A tide of corporate layoffs amid widespread restructuring, the fragmentation of extended families and a creeping sense of urban alienation all contribute to the erosion of mores, experts say.

Japan, a country of 127 million people, had just 1,391 homicides in 2005, compared with 16,692 in the United States. But overall crime jumped to 2.27 million cases that year, from 1.81 million in 1996, and violent offenses nearly doubled to 73,772 cases, according to the National Police Agency.

"Anxiety is mounting in Japan about the increase of high-profile crimes. Due to rapid globalization, the traditional rules and social order are changing dramatically," said Jun Ayukawa, an expert on criminal psychology at Japan's Kwansei Gakuin University.

"While families used to act as brakes, there is an increase in crimes where people feel lost in despair and no longer care what happens to their families," he said.

Indeed, fractured families have figured prominently in this week's grisly headlines.

Motoki Tamiya and his wife, Mika, both 21, were arrested Thursday after DNA tests of the dead 1-year-old linked the boy to his mother. The baby's body was found last month on a remote road in the mountains of western Japan.

On Tuesday, Japan's only anonymous drop box for unwanted infants triggered a wave of anger after it was discovered that a 3-year-old preschooler — and not a newborn — was left by his father on the service's first day.

The drop-off, known as "Stork's Cradle," was begun by a Roman Catholic-run hospital in southern Japan to stem a wave of abandonments of newborns in unsafe public places.

The same day, there were more shocking headlines. A teenage boy carrying a severed head walked into a Japanese police station saying he killed his mother — the latest in a series of dismemberments.

News reports said the 17-year-old suspect hacked off his mother's head as she slept, then went to an Internet cafe to watch music videos — with the head — before turning himself into police in the morning.

In January, Tokyo was on edge after a woman confessed to cutting up her husband with a saw and dumping the body parts around the capital.

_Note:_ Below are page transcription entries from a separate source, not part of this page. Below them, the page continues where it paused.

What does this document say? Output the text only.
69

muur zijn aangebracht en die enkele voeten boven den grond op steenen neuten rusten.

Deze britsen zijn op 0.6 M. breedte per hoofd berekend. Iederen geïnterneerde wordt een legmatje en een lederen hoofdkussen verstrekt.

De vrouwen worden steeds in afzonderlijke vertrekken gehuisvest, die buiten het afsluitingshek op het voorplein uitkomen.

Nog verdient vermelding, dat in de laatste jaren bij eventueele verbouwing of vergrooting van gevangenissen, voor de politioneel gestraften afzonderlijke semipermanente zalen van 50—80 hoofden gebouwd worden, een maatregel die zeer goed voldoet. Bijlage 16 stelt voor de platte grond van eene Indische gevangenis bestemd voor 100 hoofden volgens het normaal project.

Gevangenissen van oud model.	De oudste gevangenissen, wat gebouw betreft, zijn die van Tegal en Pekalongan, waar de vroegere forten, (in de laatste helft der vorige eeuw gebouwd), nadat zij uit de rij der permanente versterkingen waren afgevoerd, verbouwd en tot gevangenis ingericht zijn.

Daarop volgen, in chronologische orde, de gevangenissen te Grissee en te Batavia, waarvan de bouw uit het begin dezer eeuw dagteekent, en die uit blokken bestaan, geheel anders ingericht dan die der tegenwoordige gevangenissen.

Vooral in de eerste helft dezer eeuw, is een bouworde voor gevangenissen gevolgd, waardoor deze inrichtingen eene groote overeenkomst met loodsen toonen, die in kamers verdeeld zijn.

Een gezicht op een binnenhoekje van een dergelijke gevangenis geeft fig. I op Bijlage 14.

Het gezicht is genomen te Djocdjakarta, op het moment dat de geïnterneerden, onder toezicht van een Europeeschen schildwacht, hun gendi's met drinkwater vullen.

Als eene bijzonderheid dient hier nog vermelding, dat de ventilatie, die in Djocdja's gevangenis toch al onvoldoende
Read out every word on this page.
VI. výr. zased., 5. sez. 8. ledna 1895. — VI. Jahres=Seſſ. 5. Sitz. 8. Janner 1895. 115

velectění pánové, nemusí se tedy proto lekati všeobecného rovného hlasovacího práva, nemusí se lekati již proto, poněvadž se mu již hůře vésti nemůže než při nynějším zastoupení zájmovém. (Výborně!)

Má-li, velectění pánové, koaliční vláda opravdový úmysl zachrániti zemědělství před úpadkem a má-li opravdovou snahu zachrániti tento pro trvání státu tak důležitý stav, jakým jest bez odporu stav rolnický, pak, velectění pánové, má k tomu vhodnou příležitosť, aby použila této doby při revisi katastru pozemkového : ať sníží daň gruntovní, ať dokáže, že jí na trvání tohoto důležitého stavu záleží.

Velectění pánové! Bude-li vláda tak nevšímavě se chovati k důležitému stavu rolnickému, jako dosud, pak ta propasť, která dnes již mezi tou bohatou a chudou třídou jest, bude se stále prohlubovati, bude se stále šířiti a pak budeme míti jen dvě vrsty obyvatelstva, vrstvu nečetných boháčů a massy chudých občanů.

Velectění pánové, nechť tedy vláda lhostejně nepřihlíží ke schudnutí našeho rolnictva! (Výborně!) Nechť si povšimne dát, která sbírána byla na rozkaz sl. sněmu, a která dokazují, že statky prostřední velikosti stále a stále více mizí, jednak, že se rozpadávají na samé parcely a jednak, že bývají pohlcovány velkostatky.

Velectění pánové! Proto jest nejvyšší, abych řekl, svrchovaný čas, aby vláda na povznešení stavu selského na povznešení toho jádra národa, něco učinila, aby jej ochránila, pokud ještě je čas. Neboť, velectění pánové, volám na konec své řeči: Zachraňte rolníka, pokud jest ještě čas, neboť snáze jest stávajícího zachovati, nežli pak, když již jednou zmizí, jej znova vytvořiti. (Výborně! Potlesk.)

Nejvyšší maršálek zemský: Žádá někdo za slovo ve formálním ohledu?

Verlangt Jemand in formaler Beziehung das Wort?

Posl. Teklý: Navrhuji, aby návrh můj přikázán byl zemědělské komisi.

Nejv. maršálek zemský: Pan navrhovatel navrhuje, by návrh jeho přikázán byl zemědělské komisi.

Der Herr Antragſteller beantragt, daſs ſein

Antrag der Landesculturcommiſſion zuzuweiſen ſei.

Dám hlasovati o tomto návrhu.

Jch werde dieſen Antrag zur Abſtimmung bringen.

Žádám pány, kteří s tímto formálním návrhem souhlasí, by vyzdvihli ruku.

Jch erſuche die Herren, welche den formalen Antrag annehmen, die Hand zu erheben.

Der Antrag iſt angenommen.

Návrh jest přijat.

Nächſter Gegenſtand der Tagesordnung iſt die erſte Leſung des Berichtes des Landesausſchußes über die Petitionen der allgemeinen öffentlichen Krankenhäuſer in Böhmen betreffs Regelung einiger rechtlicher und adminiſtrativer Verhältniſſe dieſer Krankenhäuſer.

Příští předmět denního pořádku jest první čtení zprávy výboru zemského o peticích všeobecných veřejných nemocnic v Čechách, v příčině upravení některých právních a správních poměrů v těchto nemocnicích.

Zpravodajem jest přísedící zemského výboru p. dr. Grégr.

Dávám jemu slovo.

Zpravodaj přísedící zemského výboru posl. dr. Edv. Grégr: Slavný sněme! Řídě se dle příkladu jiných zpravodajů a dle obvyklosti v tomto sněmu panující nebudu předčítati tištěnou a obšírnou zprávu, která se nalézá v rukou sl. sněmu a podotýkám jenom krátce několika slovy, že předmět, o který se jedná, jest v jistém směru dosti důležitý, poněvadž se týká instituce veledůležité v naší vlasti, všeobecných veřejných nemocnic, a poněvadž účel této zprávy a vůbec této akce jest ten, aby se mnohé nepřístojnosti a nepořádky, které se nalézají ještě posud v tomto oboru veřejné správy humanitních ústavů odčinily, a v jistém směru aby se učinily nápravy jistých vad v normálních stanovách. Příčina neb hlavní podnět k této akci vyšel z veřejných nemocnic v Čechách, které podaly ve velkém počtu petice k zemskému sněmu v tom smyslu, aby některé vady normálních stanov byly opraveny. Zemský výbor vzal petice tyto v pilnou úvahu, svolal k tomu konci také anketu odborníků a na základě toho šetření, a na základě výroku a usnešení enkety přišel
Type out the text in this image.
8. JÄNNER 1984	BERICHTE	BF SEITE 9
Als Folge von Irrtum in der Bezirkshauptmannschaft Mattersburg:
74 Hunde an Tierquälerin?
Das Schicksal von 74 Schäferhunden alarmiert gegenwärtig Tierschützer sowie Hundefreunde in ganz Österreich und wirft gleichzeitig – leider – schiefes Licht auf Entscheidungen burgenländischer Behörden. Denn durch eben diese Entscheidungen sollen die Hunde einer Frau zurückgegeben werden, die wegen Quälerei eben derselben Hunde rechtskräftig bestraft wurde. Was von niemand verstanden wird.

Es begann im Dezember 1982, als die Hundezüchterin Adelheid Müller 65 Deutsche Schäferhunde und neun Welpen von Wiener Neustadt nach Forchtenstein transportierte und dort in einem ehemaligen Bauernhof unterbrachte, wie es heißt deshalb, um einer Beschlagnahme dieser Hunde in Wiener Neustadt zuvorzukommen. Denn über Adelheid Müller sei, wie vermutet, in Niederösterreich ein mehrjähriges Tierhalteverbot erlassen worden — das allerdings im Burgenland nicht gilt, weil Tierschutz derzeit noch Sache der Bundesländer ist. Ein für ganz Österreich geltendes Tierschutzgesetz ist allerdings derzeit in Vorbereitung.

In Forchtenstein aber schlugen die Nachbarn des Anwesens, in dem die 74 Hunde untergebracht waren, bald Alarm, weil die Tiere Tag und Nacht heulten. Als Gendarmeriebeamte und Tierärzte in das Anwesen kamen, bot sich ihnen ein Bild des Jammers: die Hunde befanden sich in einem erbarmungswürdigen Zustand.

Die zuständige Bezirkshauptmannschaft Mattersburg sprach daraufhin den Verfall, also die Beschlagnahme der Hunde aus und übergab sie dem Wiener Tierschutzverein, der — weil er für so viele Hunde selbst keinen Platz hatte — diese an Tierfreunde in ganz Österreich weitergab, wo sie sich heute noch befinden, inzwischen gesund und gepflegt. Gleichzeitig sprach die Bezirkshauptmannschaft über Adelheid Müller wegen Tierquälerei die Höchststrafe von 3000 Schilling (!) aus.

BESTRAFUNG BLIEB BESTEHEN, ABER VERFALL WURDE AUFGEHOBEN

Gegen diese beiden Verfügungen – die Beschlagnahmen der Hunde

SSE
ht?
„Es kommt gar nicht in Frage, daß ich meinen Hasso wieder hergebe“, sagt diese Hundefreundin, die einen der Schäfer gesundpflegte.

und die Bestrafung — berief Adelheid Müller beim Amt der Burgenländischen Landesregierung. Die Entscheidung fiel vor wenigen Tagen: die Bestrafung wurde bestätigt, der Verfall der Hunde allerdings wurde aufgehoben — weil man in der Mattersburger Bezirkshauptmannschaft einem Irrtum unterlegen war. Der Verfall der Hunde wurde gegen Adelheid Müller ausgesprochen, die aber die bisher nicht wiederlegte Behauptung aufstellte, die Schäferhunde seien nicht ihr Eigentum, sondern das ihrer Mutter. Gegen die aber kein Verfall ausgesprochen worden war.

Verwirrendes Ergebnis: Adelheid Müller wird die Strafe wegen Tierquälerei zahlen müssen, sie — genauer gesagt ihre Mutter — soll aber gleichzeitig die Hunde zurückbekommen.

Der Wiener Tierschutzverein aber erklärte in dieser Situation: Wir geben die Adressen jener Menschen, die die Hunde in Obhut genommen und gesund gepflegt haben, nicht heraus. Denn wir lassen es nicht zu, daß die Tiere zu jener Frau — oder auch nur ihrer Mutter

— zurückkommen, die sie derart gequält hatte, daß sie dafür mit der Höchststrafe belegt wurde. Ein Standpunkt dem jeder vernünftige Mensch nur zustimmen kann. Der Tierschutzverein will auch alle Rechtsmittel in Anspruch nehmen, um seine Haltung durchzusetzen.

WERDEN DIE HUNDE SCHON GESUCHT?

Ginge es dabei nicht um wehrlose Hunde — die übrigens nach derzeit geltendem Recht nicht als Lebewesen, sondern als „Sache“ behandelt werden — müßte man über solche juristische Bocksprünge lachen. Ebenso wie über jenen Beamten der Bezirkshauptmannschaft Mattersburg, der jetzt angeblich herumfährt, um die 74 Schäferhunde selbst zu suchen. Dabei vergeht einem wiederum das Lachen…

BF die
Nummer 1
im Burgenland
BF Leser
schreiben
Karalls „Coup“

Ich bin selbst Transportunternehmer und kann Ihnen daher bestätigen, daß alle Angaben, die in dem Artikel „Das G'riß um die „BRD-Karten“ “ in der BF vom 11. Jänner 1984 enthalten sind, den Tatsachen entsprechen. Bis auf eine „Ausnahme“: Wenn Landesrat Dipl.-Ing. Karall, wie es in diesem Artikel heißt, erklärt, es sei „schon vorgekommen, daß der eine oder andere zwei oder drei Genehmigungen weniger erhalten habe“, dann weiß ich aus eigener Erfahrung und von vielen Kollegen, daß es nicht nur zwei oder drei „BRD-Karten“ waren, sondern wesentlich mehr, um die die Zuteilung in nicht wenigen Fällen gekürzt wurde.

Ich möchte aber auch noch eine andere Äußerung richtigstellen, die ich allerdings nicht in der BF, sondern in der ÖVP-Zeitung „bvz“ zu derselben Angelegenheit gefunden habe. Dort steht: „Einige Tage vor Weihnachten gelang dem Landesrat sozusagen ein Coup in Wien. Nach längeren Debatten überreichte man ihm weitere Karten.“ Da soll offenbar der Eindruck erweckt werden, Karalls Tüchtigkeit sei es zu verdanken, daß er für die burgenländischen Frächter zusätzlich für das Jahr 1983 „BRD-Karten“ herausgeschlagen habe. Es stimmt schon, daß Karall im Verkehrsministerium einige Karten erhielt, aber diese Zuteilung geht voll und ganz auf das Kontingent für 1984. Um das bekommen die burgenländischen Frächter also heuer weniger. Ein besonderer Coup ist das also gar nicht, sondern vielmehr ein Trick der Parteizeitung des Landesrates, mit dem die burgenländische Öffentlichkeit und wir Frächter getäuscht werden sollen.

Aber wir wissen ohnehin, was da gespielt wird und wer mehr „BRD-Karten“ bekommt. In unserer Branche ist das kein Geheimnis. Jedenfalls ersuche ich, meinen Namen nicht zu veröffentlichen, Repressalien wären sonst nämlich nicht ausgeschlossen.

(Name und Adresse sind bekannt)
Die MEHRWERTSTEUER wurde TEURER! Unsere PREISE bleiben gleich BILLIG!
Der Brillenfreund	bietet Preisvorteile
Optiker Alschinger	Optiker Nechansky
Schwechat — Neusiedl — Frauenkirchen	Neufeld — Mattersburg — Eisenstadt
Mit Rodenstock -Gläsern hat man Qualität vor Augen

The recent surge in high-profile violent crime has spurred debate over tougher gun control rules, calls for strengthening the moral fiber of younger generations at the nation's schools as well as recriminations about the state of modern parenting.

Calls for more stringent gun control intensified last month when the Nagasaki mayor was shot and killed by an organized crime boss. Days later, police stormed an apartment and seized another gangster who allegedly gunned down a rival outside a Tokyo convenience store and had barricaded himself inside.

The use of guns is still relatively alien to the Japanese public. Handguns are strictly banned, and only police officers and other professionals, such as shooting instructors, are permitted to own them.

Friday's standoff ended when the gunman, Hisato Obayashi, 50, surrendered to police 24 hours after taking his ex-wife captive. The woman, identified as Michiko Mori, escaped from a bathroom window during the siege.

The violence erupted Thursday outside the central city of Nagoya when the suspect shot his adult son and daughter and killed a policeman trying to rescue a wounded comrade. News reports said Obayashi was a former mobster affiliated with Japan's largest crime syndicate, the Yamaguchi-gumi.